Abstract Background Air pollution is a large environmental health hazard whose exposure and health effects are unequally distributed among individuals. This is, at least in part, due to gene-environment interactions, but few studies exist. Thus, the current study aimed to explore genetic susceptibility to airway inflammation from short-term air pollution exposure through mechanisms of gene-environment interaction involving the SFTPA, GST and NOS genes. Methods Five thousand seven hundred two adults were included. The outcome measure was fraction of exhaled nitric oxide (FeNO), at 50 and 270 ml/s. Exposures were ozone (O3), particulate matter < 10 µm (PM10), and nitrogen dioxide (NO2) 3, 24, or 120-h prior to FeNO measurement. In the SFTPA, GST and NOS genes, 24 single nucleotide polymorphisms (SNPs) were analyzed for interaction effects. The data were analyzed using quantile regression in both single-and multipollutant models.
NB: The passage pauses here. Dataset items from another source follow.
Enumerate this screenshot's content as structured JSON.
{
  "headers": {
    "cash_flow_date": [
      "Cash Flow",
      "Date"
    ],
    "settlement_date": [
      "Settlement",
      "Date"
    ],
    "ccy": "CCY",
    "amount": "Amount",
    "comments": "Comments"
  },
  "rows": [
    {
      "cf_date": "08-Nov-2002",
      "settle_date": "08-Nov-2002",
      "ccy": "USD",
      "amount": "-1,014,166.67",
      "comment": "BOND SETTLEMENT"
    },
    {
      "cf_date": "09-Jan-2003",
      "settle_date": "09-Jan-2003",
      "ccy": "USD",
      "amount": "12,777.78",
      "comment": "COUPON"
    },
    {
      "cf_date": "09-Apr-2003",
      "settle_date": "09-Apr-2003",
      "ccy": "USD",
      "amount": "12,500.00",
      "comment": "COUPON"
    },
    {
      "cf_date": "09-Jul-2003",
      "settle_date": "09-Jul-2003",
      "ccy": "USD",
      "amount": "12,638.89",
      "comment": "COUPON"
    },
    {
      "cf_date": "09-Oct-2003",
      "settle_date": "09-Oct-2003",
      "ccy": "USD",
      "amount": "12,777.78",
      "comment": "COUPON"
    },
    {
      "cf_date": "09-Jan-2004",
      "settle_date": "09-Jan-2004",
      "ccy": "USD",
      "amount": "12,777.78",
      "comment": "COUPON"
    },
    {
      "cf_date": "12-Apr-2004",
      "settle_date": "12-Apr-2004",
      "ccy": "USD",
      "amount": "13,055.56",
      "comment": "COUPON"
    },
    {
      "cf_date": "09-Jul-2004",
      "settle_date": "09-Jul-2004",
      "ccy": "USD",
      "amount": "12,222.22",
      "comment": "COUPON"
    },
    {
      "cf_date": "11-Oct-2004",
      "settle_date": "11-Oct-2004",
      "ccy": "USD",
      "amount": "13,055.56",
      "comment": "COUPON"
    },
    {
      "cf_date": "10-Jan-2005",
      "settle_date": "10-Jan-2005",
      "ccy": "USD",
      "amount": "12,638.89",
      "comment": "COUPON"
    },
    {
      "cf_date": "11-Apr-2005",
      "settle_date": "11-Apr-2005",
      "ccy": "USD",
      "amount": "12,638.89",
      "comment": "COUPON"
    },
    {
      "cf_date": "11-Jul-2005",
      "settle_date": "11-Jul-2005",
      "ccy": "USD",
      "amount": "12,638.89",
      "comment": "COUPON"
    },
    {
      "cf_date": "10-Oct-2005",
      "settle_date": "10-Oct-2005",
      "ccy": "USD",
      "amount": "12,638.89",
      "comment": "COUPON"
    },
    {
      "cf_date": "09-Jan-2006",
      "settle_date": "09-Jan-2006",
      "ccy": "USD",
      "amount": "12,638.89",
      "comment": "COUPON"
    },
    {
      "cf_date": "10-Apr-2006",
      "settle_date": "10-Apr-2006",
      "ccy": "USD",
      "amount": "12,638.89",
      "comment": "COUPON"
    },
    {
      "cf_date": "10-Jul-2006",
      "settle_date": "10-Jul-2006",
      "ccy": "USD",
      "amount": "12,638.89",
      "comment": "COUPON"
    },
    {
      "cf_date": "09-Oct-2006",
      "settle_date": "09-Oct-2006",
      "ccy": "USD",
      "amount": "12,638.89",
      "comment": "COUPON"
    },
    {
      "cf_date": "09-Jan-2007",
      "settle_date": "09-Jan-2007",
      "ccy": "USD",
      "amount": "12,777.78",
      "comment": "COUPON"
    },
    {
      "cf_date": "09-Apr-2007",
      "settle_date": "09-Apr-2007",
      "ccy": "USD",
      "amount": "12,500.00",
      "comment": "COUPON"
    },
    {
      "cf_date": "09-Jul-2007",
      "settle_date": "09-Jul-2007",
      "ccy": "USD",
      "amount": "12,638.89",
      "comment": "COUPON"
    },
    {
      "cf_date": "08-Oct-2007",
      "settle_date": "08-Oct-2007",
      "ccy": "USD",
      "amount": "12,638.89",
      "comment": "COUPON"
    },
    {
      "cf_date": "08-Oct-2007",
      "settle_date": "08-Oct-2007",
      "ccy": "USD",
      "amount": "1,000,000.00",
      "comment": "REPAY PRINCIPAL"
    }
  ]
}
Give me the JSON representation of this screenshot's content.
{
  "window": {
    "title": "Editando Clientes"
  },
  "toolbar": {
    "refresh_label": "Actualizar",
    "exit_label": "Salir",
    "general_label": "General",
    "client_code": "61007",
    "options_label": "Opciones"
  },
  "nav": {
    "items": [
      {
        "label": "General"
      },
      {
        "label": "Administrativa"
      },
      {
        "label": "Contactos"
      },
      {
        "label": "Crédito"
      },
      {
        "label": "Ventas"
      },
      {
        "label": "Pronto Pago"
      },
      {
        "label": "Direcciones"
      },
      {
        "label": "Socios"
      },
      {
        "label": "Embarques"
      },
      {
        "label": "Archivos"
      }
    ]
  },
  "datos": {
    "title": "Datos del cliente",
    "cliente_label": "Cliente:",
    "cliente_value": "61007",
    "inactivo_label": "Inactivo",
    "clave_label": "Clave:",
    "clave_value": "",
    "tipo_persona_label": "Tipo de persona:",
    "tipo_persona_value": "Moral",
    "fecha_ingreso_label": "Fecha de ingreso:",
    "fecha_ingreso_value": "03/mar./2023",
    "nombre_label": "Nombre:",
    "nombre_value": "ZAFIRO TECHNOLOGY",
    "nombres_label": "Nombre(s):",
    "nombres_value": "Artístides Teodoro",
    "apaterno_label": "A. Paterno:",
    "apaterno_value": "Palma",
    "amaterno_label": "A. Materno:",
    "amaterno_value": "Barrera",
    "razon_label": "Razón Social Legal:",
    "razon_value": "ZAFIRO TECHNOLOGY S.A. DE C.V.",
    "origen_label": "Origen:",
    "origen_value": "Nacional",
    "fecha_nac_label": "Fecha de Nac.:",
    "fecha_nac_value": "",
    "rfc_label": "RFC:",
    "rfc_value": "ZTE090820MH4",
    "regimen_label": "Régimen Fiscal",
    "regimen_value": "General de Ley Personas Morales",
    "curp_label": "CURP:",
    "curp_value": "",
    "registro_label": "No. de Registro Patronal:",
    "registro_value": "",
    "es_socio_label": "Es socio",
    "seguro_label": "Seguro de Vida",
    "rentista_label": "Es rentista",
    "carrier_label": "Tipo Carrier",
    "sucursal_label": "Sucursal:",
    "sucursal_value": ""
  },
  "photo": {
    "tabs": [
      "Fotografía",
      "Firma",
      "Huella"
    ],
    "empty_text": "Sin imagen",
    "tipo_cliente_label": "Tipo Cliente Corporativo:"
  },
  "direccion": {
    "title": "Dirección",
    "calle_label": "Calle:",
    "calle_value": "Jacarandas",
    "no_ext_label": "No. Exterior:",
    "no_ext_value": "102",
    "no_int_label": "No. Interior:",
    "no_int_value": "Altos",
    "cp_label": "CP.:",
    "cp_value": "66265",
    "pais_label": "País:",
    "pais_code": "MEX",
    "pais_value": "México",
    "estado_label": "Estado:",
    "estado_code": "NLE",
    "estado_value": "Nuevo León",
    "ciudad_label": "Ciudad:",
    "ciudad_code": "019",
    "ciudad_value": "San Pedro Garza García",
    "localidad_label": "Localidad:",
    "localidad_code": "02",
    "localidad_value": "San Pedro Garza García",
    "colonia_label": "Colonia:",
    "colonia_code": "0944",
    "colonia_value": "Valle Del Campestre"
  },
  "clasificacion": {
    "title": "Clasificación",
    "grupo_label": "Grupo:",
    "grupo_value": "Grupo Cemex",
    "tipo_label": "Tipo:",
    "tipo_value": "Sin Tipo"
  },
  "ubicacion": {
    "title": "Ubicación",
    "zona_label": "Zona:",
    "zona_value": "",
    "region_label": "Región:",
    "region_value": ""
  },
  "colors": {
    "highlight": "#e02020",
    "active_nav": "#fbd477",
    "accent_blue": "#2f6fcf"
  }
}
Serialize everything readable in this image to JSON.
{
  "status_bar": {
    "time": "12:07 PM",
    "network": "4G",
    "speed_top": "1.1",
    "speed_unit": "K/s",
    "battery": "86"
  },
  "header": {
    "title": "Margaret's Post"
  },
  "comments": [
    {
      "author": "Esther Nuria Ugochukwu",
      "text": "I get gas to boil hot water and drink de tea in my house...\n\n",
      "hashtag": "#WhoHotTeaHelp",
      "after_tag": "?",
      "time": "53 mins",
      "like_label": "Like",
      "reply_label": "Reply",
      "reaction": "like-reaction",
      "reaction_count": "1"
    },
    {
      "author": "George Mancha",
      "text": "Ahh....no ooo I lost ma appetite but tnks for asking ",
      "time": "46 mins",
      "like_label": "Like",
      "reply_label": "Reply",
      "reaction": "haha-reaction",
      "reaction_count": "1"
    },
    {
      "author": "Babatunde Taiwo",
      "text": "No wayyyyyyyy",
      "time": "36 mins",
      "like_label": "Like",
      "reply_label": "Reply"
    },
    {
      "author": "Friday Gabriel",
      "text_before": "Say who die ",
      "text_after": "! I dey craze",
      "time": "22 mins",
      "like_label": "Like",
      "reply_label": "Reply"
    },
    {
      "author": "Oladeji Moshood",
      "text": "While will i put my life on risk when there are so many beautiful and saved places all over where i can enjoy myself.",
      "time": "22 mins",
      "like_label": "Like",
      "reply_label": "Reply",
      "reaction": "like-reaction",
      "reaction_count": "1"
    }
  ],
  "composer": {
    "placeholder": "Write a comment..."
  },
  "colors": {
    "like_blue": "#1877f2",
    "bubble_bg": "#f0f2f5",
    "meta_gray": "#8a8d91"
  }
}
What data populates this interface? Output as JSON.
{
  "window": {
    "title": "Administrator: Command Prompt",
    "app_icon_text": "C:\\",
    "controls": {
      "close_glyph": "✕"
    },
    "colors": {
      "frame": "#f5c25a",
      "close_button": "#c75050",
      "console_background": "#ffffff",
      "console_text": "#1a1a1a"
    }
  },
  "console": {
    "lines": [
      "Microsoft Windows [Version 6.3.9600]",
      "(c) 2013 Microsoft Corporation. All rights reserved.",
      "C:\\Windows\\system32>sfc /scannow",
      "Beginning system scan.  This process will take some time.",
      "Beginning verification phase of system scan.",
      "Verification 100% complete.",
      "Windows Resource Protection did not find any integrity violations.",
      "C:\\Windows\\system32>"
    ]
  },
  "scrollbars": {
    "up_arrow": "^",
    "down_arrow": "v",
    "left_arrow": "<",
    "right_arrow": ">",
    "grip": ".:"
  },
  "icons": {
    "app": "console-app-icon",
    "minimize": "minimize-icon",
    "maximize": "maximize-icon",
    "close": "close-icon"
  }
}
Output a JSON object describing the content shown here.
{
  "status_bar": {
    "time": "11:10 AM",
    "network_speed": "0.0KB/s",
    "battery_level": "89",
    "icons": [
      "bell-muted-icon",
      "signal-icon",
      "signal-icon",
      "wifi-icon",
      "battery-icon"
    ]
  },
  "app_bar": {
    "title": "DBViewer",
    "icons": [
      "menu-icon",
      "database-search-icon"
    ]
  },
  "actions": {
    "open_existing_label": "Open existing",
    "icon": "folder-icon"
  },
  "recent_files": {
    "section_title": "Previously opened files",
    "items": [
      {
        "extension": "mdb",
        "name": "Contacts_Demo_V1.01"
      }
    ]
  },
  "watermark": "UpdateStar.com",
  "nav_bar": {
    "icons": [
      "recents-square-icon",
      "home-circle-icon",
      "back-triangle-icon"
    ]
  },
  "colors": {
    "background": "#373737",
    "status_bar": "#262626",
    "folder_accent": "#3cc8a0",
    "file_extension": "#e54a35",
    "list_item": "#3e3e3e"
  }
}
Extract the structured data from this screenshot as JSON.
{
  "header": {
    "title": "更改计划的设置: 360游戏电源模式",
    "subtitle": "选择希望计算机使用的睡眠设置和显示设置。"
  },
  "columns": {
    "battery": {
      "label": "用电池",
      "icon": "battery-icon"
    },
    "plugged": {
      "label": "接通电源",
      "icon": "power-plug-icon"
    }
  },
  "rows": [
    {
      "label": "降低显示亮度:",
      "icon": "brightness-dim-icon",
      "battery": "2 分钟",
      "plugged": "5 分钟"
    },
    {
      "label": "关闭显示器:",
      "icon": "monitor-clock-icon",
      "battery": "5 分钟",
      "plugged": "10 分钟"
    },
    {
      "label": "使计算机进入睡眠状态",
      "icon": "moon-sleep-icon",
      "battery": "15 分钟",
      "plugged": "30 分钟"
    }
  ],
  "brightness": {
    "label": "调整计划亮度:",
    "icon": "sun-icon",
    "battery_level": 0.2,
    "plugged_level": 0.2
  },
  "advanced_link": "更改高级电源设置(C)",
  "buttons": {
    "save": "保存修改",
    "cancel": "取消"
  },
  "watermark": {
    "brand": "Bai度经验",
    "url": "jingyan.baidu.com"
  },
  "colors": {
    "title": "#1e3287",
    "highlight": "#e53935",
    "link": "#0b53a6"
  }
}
Results Significant interactions between SNPs and air pollution were found for six SNPs (p < 0.05): rs4253527 (SFTPA1) with O3 and NOx, rs2266637 (GSTT1) with NO2, rs4795051 (NOS2) with PM10, NO2 and NOx, rs4796017 (NOS2) with PM10, rs2248814 (NOS2) with PM10 and rs7830 (NOS3) with NO2. The marginal effects on FeNO for three of these SNPs were significant (per increase of 10 µg/m3):rs4253527 (SFTPA1) with O3 (β: 0.155, 95%CI: 0.013–0.297), rs4795051 (NOS2) with PM10 (β: 0.073, 95%CI: 0.00–0.147 (single pollutant), β: 0.081, 95%CI: 0.004–0.159 (multipollutant)) and NO2 (β: -0.084, 95%CI: -0.147; -0.020 (3 h), β: -0.188, 95%CI: -0.359; -0.018 (120 h)) and rs4796017 (NOS2) with PM10 (β: 0.396, 95%CI: 0.003–0.790). Conclusions Increased inflammatory response from air pollution exposure was observed among subjects with polymorphisms in SFTPA1, GSTT1, and NOS genes, where O3 interacted with SFTPA1 and PM10 and NO2/NOx with the GSTT1 and NOS genes. This provides a basis for the further exploration of biological mechanisms as well as the identification of individuals susceptible to the effects of outdoor air pollution.